War & Tulips

Last month I visited the Canadian War Museum in Ottawa. The museum portrays the impact of war on Canadians from pre-contact to the present day. Before the Europeans arrived, indigenous settlements had warrior training areas, where youths learned skills with bows and arrows and clubs for the tribes’ battles with their enemies. French explorers heightened these conflicts by introducing guns to the weaponry and forming alliances with tribes to aid France’s quest for control of fur trading territories.  

In 1759 Britain defeated France on the Plains of Abraham in Quebec City and took over the land that eventually became Canada. Seventeen years later the American Revolutionary War brought an estimated 45,000 US colonists to Canada, where they could continue to live under the British crown. The United States invaded Canada during the War of 1812 in an attempt to drive the British from the continent, but the loyalists held them back. 

At the turn of the century, Canadians moved to fighting overseas. Over 7,000 volunteers rallied to the British cause in the South African War (Boer War). World War One was the first foreign war that engaged the entire country of Canada and affected every aspect of daily life.   

My journey through the war museum’s WW1 galleries began with panels that displayed images of eager young Canadian men leaving for war. 

        Who knew married men needed a wife’s permission?

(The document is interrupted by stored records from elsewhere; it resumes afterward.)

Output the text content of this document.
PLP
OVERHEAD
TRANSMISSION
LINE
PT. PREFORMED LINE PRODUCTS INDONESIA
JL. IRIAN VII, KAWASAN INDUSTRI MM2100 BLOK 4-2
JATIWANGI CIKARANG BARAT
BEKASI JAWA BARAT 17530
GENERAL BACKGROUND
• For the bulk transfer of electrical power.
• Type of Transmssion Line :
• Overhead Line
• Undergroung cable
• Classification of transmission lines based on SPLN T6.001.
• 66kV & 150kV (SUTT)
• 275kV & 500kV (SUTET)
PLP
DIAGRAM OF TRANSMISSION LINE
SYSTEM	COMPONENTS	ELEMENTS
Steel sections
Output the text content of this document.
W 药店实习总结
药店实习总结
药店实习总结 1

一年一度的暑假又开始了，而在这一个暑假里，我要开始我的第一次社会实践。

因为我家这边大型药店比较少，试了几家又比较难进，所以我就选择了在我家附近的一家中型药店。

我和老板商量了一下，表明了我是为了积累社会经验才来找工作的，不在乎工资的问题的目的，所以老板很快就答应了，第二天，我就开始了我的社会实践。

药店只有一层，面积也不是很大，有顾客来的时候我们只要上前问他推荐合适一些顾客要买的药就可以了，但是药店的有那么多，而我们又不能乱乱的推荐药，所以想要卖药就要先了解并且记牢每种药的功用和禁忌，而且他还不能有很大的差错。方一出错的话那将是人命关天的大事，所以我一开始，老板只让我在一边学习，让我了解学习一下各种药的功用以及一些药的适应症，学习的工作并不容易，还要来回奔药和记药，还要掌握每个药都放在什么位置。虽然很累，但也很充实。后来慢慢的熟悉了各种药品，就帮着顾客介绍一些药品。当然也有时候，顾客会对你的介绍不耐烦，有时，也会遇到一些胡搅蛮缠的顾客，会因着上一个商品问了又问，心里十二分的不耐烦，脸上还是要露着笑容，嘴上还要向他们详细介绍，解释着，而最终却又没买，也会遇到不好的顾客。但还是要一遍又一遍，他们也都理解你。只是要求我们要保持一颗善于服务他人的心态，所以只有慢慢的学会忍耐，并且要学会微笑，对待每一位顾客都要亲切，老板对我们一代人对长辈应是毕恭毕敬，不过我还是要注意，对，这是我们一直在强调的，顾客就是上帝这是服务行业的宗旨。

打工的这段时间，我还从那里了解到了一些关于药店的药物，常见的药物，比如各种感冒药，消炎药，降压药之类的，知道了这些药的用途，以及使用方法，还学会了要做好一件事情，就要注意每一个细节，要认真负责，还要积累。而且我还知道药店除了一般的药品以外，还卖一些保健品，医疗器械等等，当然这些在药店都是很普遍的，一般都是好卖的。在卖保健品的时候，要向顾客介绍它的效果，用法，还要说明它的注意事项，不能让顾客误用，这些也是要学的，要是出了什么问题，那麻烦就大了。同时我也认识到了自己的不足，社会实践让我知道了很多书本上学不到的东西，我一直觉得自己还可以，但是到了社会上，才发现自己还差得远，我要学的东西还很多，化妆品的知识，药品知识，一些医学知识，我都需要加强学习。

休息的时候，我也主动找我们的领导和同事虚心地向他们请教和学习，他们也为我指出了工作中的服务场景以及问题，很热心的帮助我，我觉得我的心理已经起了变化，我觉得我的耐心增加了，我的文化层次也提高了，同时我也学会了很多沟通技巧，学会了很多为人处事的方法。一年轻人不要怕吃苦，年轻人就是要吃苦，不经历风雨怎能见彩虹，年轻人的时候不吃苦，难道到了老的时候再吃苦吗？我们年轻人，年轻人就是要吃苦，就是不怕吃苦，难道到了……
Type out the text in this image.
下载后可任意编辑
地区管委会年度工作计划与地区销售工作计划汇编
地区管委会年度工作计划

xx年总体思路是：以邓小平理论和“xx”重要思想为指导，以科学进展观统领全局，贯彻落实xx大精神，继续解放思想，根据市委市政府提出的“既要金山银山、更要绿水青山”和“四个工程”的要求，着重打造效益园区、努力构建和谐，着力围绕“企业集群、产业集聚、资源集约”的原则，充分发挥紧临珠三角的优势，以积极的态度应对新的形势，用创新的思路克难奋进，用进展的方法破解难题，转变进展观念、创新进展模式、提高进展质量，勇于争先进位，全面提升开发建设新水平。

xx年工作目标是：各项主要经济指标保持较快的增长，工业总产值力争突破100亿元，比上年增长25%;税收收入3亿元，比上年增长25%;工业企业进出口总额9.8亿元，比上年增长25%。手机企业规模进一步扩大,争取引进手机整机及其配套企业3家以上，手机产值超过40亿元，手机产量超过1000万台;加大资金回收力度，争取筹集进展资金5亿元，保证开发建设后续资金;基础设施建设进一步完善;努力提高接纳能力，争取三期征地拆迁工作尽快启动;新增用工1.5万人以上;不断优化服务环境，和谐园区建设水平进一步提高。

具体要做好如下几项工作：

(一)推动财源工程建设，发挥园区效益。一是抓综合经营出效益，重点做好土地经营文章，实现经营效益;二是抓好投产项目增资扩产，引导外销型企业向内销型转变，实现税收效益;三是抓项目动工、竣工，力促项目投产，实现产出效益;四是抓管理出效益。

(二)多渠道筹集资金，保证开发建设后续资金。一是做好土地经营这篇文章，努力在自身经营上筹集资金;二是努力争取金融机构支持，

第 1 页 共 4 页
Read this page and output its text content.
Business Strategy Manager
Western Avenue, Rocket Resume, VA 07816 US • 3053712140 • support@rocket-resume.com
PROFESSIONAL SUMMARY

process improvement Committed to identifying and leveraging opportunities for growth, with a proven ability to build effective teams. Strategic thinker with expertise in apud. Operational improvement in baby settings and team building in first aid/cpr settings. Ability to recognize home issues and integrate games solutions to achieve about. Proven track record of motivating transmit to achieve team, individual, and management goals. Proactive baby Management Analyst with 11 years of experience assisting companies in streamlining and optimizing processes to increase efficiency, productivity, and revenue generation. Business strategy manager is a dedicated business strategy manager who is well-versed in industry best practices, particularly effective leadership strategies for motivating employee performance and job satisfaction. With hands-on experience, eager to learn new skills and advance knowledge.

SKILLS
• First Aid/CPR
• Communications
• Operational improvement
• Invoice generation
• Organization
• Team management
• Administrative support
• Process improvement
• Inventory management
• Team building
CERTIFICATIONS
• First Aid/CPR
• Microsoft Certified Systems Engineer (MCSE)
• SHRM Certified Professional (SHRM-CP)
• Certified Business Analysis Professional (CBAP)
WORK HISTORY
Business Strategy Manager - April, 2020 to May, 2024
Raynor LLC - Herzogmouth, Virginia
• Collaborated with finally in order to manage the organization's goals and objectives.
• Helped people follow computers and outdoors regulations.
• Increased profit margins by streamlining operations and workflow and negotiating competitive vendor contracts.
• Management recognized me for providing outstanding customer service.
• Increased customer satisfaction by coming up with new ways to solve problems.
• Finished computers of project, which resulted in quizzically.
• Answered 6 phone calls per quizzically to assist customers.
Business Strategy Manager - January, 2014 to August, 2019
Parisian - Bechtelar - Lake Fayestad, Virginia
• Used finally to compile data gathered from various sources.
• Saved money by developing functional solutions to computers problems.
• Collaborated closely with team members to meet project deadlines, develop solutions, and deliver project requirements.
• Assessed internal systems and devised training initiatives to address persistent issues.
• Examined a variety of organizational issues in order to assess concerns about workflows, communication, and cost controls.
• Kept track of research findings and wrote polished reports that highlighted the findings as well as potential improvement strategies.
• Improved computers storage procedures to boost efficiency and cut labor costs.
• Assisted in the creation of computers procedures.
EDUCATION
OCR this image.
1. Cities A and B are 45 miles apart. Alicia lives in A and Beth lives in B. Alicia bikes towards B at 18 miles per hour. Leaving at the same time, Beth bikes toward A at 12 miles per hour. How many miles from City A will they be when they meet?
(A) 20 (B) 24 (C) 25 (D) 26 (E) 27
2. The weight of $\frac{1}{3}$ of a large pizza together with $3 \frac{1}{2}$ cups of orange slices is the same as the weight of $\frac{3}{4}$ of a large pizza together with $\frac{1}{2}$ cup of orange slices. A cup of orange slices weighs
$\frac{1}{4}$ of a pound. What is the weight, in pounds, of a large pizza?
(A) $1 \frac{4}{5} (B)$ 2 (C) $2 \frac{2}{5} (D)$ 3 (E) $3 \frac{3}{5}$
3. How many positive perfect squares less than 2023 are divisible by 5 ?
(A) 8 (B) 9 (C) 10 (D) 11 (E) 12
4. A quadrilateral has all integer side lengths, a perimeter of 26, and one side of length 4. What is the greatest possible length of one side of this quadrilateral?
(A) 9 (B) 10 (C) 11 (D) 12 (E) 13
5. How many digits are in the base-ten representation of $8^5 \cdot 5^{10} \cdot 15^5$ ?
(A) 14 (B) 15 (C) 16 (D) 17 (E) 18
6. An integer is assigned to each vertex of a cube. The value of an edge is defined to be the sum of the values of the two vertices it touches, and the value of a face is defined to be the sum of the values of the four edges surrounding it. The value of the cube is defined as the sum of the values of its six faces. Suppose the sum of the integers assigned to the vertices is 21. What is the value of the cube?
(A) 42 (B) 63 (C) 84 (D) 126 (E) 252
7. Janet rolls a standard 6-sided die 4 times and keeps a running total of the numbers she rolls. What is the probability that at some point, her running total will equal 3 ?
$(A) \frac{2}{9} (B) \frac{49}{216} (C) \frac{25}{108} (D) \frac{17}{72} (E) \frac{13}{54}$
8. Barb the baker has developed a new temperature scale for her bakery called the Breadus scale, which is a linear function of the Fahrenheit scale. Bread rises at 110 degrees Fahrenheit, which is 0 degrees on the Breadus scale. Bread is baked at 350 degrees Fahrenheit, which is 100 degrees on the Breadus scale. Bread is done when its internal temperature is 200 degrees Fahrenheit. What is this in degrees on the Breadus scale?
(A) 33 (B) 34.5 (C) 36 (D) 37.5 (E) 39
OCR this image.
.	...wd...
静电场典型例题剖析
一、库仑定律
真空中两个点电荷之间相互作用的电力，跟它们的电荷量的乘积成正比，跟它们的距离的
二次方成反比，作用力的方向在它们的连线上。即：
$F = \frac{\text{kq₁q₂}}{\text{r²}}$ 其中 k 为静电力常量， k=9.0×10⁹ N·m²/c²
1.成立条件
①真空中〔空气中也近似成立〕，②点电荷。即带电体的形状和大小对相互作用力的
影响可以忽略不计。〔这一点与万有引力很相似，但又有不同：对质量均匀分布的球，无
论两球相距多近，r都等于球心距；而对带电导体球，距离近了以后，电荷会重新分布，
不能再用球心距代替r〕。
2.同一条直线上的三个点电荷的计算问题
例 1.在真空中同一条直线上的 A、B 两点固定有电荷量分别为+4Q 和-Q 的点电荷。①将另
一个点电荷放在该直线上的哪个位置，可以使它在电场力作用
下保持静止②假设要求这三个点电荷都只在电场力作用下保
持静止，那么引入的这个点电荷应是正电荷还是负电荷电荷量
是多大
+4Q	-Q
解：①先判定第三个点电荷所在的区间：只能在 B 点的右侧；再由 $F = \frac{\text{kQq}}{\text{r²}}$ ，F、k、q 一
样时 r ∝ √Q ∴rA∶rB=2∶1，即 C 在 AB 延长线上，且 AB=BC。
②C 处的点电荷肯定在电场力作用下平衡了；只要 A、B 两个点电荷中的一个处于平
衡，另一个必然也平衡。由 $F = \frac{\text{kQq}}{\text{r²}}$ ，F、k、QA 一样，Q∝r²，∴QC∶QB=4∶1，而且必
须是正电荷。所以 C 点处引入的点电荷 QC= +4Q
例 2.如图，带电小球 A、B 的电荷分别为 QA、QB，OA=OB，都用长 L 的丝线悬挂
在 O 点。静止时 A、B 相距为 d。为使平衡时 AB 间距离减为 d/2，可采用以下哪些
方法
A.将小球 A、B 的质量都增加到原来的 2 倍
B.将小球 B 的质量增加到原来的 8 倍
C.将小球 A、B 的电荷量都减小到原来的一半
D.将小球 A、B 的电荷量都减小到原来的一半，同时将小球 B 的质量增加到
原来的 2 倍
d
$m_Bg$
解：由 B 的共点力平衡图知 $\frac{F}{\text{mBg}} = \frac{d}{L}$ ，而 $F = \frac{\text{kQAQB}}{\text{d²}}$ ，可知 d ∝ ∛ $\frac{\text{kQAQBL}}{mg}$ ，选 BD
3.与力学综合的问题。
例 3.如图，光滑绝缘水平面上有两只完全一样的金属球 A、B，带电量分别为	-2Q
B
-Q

When the men arrived on the battlefields, life in the trenches quickly lost its glamour. Mud, rats, and disease prevailed. During long hours of boredom, some creative souls made trench art from discarded materials like shell casings, brass bullet cartridges, and chalk. 

A viewer in the museum provided a visual of a chlorine gas — eerie and strangely alluring. The Germans first released the poison gas cloud during the Second Battle of Ypres in 1915, taking the Allied soldiers unawares. Troops fled in all directions. Thousands suffered burnt lungs or suffocated. The Allies quickly responded by developing increasingly effective gas masks for future battles and retaliating with their own poison gases.   

A cloud of poison gas in Ypres. Photos from Collier’s New Photographic History of the World War (New York: P.F. Collier & Son, 1918) 
Most touching was the museum’s display of the dreaded telegram, which could arrive any minute with news of a loved one’s serious injury, missing-in-action report, or death.   

Outside the museum, the tulips were starting to bloom in Ottawa, earlier than usual this year due to the winter’s low snow cover and mild weather in March. Each year, Ottawa hosts a tulip festival that goes back to World War II. Following the Nazi invasion, Princess Juliana of the Netherlands took refuge in Ottawa with her two children. Her third daughter, Princess Margriet, was born at the Ottawa Civic Hospital. A section of the hospital was declared Dutch soil so that the baby would hold Dutch nationality exclusively. Two years later, Canadian troops played a large role in the liberation of the Netherlands. After Princess Juliana and her children returned to their homeland, she sent Ottawa and the Canadian people a thank you gift of 100,000 tulip bulbs. Since then, the Dutch royal family has sent tulip bulbs to Canada’s capital every year and Ottawa celebrates each May with a tulip festival. This year’s event takes place May 10-20th. 
During my Ottawa stay, my high school friend and I walked to a park near Dow’s Lake to enjoy the beds of colourful tulips.